Not for the first time in my life I doubted my eyes, and thought I was hallucinating, and decided that the shadow-line between this world and the dream world had been breached without my knowledge, and concluded that I was a lot sicker than I thought I was, and had better shuffle upstairs and go back to bed until Monday, but just then Mr McGinty came out of his apartment to get his mail. He saw me staring into the alley and laughed.

“You think you're hallucinating, don't you? So did I, the first time I saw it. But this is Thursday morning, and on Thursday morning Edward holds what you might call office hours in the alley. It used to be on the front steps but it got too crowded there and people stared. The alley's private and there's a lot more room.
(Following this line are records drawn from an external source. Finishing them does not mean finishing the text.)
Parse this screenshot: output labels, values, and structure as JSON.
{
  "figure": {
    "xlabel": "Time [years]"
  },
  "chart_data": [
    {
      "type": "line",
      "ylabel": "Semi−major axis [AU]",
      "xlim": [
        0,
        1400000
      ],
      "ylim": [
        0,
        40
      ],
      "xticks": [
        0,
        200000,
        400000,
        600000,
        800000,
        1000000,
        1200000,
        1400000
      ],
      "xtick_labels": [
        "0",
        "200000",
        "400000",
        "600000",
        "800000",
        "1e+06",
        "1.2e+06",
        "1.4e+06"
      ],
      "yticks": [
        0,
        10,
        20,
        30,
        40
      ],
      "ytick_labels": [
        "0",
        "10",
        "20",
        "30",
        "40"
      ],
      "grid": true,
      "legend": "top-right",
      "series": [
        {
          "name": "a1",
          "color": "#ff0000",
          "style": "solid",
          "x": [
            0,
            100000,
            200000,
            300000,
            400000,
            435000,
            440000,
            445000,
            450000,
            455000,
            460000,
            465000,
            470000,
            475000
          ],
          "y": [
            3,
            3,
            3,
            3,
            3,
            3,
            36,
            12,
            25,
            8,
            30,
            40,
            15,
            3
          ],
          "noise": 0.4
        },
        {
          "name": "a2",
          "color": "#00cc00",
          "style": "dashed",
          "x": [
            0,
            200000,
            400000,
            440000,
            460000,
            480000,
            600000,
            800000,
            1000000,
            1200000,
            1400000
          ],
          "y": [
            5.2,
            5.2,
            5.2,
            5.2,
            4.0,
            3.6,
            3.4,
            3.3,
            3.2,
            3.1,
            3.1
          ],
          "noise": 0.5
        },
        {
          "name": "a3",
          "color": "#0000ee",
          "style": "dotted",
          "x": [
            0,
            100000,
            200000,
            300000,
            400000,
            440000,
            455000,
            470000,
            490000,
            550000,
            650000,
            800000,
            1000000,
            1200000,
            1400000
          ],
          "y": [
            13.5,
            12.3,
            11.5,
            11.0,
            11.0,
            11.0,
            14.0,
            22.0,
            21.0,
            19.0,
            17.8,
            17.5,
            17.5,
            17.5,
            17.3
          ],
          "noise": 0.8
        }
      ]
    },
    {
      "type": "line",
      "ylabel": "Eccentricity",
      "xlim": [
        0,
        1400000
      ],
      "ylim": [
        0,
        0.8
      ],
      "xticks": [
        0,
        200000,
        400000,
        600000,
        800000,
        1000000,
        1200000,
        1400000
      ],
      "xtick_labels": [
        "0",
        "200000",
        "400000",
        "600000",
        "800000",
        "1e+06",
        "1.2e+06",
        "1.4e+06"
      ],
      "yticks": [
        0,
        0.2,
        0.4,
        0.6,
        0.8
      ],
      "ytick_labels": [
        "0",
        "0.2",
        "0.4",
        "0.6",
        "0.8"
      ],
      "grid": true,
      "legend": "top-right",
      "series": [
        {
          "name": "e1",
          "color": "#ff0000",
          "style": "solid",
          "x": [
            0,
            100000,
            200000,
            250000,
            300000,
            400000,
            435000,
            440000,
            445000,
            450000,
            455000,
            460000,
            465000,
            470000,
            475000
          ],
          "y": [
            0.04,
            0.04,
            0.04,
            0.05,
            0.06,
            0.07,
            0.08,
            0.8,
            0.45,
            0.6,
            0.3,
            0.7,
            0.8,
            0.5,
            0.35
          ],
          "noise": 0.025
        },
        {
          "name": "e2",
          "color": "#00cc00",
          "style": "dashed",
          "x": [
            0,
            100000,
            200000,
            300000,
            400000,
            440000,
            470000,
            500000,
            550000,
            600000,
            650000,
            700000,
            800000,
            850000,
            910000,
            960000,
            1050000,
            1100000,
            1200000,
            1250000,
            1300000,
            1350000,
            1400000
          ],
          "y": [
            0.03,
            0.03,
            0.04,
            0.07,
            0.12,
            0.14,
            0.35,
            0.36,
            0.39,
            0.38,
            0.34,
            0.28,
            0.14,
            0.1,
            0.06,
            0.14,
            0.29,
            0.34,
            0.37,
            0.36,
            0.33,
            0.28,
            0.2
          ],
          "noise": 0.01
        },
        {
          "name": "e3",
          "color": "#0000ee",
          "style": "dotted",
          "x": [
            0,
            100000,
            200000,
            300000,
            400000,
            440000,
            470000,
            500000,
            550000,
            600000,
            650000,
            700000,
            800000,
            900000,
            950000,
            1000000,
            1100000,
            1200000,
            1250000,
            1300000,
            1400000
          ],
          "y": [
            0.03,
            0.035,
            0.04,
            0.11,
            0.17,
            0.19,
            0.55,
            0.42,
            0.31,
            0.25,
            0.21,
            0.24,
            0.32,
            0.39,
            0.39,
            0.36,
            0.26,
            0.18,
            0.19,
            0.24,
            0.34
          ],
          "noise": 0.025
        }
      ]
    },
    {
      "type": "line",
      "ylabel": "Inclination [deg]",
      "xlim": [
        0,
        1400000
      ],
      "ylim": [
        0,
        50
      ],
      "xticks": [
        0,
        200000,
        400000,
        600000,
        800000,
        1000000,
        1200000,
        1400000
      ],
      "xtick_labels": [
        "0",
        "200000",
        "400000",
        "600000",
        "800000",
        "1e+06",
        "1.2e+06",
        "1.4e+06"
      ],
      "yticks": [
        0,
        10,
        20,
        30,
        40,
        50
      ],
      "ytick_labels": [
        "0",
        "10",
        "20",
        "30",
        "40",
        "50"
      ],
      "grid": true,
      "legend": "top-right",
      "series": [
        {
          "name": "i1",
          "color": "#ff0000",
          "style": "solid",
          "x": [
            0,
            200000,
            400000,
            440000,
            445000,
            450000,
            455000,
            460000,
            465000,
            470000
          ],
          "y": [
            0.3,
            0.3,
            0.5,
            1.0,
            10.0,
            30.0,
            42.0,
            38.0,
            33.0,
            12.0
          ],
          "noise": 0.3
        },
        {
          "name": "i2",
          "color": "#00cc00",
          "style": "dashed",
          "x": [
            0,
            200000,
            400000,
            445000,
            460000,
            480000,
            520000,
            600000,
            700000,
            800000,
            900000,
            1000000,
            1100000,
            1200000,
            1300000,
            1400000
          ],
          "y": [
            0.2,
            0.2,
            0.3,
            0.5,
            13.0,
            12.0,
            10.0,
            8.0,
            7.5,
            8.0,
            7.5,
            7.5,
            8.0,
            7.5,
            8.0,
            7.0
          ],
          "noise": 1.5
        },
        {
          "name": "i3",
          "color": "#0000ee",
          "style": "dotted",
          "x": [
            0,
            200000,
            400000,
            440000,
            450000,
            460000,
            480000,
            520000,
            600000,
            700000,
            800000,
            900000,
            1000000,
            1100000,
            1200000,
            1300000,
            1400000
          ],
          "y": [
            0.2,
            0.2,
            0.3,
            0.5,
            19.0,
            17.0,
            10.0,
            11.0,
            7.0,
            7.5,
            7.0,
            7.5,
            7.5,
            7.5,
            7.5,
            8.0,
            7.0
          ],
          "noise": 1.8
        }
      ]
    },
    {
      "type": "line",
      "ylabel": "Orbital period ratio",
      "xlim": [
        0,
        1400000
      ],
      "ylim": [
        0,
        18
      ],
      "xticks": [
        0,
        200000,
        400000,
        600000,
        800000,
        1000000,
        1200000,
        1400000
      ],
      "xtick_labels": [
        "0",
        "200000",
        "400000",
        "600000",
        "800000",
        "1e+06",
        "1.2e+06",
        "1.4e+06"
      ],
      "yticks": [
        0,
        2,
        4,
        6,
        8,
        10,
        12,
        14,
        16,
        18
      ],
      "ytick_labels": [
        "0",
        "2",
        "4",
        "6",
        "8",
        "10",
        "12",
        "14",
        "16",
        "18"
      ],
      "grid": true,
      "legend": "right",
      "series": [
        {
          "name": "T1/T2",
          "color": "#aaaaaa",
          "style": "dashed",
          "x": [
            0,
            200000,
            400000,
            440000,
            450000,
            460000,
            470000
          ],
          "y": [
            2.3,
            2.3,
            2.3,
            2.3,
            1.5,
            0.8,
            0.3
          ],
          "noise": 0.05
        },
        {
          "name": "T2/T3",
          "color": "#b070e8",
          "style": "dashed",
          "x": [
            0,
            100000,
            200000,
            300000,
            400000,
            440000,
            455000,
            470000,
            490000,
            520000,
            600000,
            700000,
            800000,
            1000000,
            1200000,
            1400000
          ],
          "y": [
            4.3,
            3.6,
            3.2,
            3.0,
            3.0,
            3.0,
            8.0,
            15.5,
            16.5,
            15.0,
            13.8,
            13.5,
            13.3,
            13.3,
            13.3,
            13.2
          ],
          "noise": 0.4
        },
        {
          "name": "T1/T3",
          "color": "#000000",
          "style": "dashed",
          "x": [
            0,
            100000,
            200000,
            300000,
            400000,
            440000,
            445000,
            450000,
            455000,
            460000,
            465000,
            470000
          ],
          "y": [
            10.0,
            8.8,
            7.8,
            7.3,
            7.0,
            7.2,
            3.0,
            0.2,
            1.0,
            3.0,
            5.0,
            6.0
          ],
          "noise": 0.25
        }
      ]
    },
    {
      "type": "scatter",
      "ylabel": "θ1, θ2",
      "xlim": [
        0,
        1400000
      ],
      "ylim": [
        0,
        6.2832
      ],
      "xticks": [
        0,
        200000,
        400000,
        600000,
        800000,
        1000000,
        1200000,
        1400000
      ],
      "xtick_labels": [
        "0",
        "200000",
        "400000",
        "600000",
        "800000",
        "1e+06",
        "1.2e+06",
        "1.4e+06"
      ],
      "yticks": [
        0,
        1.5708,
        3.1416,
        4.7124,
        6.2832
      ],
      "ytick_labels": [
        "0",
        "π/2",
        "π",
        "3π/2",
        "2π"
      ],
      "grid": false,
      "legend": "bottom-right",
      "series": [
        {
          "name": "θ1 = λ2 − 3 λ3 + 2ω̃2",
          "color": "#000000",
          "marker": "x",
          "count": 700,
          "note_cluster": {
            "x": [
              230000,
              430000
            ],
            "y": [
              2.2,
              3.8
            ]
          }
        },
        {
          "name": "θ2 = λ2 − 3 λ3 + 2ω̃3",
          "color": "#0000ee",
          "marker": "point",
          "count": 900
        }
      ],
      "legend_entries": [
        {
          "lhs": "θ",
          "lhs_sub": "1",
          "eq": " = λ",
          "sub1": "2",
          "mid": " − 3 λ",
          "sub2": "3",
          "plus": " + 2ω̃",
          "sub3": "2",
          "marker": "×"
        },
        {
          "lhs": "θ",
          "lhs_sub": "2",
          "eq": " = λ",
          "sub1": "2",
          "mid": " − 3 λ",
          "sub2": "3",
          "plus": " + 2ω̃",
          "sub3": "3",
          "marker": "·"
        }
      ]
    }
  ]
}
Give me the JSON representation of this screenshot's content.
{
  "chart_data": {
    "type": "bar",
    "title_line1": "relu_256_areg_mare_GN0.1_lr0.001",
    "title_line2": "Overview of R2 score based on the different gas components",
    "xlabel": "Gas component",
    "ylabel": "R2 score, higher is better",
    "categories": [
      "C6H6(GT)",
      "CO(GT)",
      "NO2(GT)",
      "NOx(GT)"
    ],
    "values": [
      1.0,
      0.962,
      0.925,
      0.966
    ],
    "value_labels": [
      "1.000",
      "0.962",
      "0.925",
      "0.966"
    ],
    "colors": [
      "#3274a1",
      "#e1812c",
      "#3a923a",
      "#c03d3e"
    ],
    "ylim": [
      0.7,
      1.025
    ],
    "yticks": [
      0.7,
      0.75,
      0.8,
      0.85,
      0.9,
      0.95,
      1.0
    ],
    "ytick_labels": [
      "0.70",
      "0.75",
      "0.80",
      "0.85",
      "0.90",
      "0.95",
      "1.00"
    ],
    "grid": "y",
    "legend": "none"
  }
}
He sits at my chess table and they come up to him one by one for some sort of consultation. I think it's probably more spiritual than medical but I have never asked. Not my place. The first couple times I saw it I stared too. I mean, who wouldn't? But I think it makes everyone uncomfortable if you stand and stare and I wouldn't want to be disrespectful to Edward. You might take a good long look and then wander away, is what I would suggest. Not that I am telling you what to do. But we wouldn't want to be disrespectful to Edward.”

I got the message and stood at the back door for a moment and looked out at the line. You wouldn't believe the number and shape and size and variety of animals there were. I saw dogs of every sort, and all sorts of birds from sparrows to the heron (it was a night heron, I confirmed later in a bird identification guide), including what surely was a red-tailed hawk, standing patiently about halfway down the line. There were two raccoons, and an opossum, and rabbits, and three rodents of some sort, and what looked like an otter, although I had not known that there were otters in our neighborhood. In all I estimated that there were more than twenty animals on the line. As I watched a boxer dog turned away from Edward and walked quietly down the line and around the corner, and everyone on line moved up a space without jostling. At that point I thought I had been there long enough and the last thing I wanted was for someone on line to see me gaping, so I got my mail and went back upstairs to bed.

*   *   *

It turned out that Eugenia, the woman in 3C who had been an actress in the Broncho Billy films, had left a startling sum of money in her will to Miss Elminides, and a lesser but still very substantive sum to Mr Pawlowsky—the first for “kindness and generosity,” and the second for “generosity and kindness,” according to the letter from her lawyers. There was no explanation of how she had come by such sums—investments from her earnings? her husband's estate? some inheritance?—but the money was real, as Miss Elminides and Mr Pawlowsky discovered when they went to the bank and were handed bits of paper proving that the slip of a woman with the brightest orange hair you ever saw, the tiny old lady who loved to wear her costumes from the movies, the slight cheerful old lady who left the enormous stuffed horse in the basement, had indeed left a lot of money to her landlord and to the building manager.